[DRBD-user] "drbdadm verify" hung after 14%.

Mon Dec 15 21:06:01 CET 2008

On Sat, Dec 13, 2008 at 12:57:59PM -0800, Nolan wrote:
> On Fri, 2008-12-13 at 17:11 +0100, Lars Ellenberg wrote:
> > appart from running many processes doing direct io to the same
> > block, there is not much I can think of that may produce these
> > concurrent writes.
>
> I am doing direct IO (via kvm's cache=off option).
>
> There is only the one process, but I believe it simulates AIO using
> glibc's thread-based AIO implementation.
>
> Since the guest (debian etch) is using SCSI TCQ, it could in theory
> write the same block many times.  No idea why it would do that though.
>
> I've also no idea why running a verify would trigger it, if that is
> something more than mere coincidence.
>
>either "coincidence", or because of the added IO load (read the whole
>disk and checksum it) changes the timing.  this has nothing to do with
>the "hanging" drbd resource, though.
>
> > can you do the ps -eo | grep magic on the other node as well please?
>
> # ps -eo pid,state,wchan:30,cmd | grep -e drbd -e D
>   PID S WCHAN                          CMD
>  3002 S select                         /usr/local/bin/qemu-system-x86_64
> -m 512 -drive file=/dev/drbd23,if=scsi,cache=off,boot=on -drive
> if=ide,index=2,media=cdrom -usbdevice tablet -name root_vm_0 -net
> nic,macaddr=xx:xx:xx:xx:xx:xx,model=virtio -net tap -monitor
> unix:/tmp/VM_root_vm_0,server,nowait -tdf -daemonize -vnc :0,password

>  5261 S drbd_wait_peer_seq             [drbd24_receiver]
>          ^^^^^^^^^^^^^^^^^^
>
>there.
>that is an interessting hint.
>
>this has been fixed in 8.2.7.
>
>as a workaround, you can use e.g. iptables to disconnect/reconnect,
>but chances are that an online verify will again get stuck in your >setup.
>
>just make sure that you add the drbd-8.2.7 hotfix for the online verify
>as well, so either use the drbd 8.2.7 tarball
>plus this patch:
>http://git.drbd.org/drbd-8.2.git/?p=drbd-8.2.git;a=commitdiff;h=1174410#patch1
>
>or even better, use drbd-8.2 HEAD, there:
>http://git.drbd.org/drbd-8.2.git/
>
>we are confident that we will release a fine 8.3.0 this week,
>which supersedes the 8.2 series.
>

Sorry to add a me too reply to this thread, but we had the exact same
thing happen this weekend, except out system hung at 54% and we use
8.2.7.  I was able to bring the guest back, by putting both nodes in
secondary and then the primary back to primary.

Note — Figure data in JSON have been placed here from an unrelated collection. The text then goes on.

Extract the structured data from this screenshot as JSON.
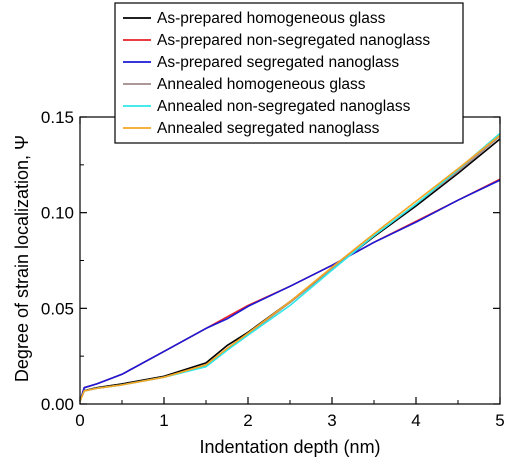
{
  "chart_data": {
    "type": "line",
    "xlabel": "Indentation depth (nm)",
    "ylabel": "Degree of strain localization, Ψ",
    "xlim": [
      0,
      5
    ],
    "ylim": [
      0,
      0.15
    ],
    "x_ticks": [
      "0",
      "1",
      "2",
      "3",
      "4",
      "5"
    ],
    "y_ticks": [
      "0.00",
      "0.05",
      "0.10",
      "0.15"
    ],
    "grid": false,
    "legend": "top-center",
    "x": [
      0,
      0.05,
      0.2,
      0.5,
      1.0,
      1.5,
      1.75,
      2.0,
      2.5,
      3.0,
      3.5,
      4.0,
      4.5,
      5.0
    ],
    "series": [
      {
        "name": "As-prepared homogeneous glass",
        "color": "#000000",
        "values": [
          0.0015,
          0.007,
          0.0085,
          0.0105,
          0.0145,
          0.0215,
          0.0305,
          0.0375,
          0.0535,
          0.0705,
          0.0875,
          0.1035,
          0.1205,
          0.1385
        ]
      },
      {
        "name": "As-prepared non-segregated nanoglass",
        "color": "#e8202a",
        "values": [
          0.0015,
          0.0085,
          0.0105,
          0.0155,
          0.0275,
          0.0395,
          0.0455,
          0.0515,
          0.0615,
          0.0725,
          0.0845,
          0.0955,
          0.1065,
          0.1175
        ]
      },
      {
        "name": "As-prepared segregated nanoglass",
        "color": "#1a1ad6",
        "values": [
          0.0015,
          0.0085,
          0.0105,
          0.0155,
          0.0275,
          0.0395,
          0.0445,
          0.051,
          0.0615,
          0.0725,
          0.0845,
          0.095,
          0.1065,
          0.117
        ]
      },
      {
        "name": "Annealed homogeneous glass",
        "color": "#a08a8a",
        "values": [
          0.0015,
          0.0068,
          0.0082,
          0.01,
          0.014,
          0.02,
          0.0285,
          0.0365,
          0.053,
          0.0705,
          0.088,
          0.1045,
          0.1215,
          0.14
        ]
      },
      {
        "name": "Annealed non-segregated nanoglass",
        "color": "#2ee8e8",
        "values": [
          0.0015,
          0.0068,
          0.0082,
          0.01,
          0.014,
          0.0195,
          0.028,
          0.036,
          0.0515,
          0.07,
          0.088,
          0.1045,
          0.1225,
          0.1415
        ]
      },
      {
        "name": "Annealed segregated nanoglass",
        "color": "#f5a623",
        "values": [
          0.0015,
          0.0068,
          0.0082,
          0.01,
          0.014,
          0.0205,
          0.029,
          0.037,
          0.0535,
          0.0715,
          0.089,
          0.106,
          0.123,
          0.1405
        ]
      }
    ]
  }
}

Are you confident this is fixed in 8.3?  I can provide any information
you may need, but our setup is the same except for xen hypervisor,
guests are on lvm/drbd.  One message from the guest that was hung:

Dec 15 06:30:56 xen01 kernel: drbd1: [drbd1_worker/14794] sock_sendmsg
time expired, ko = 4294967295

Thanks for your time.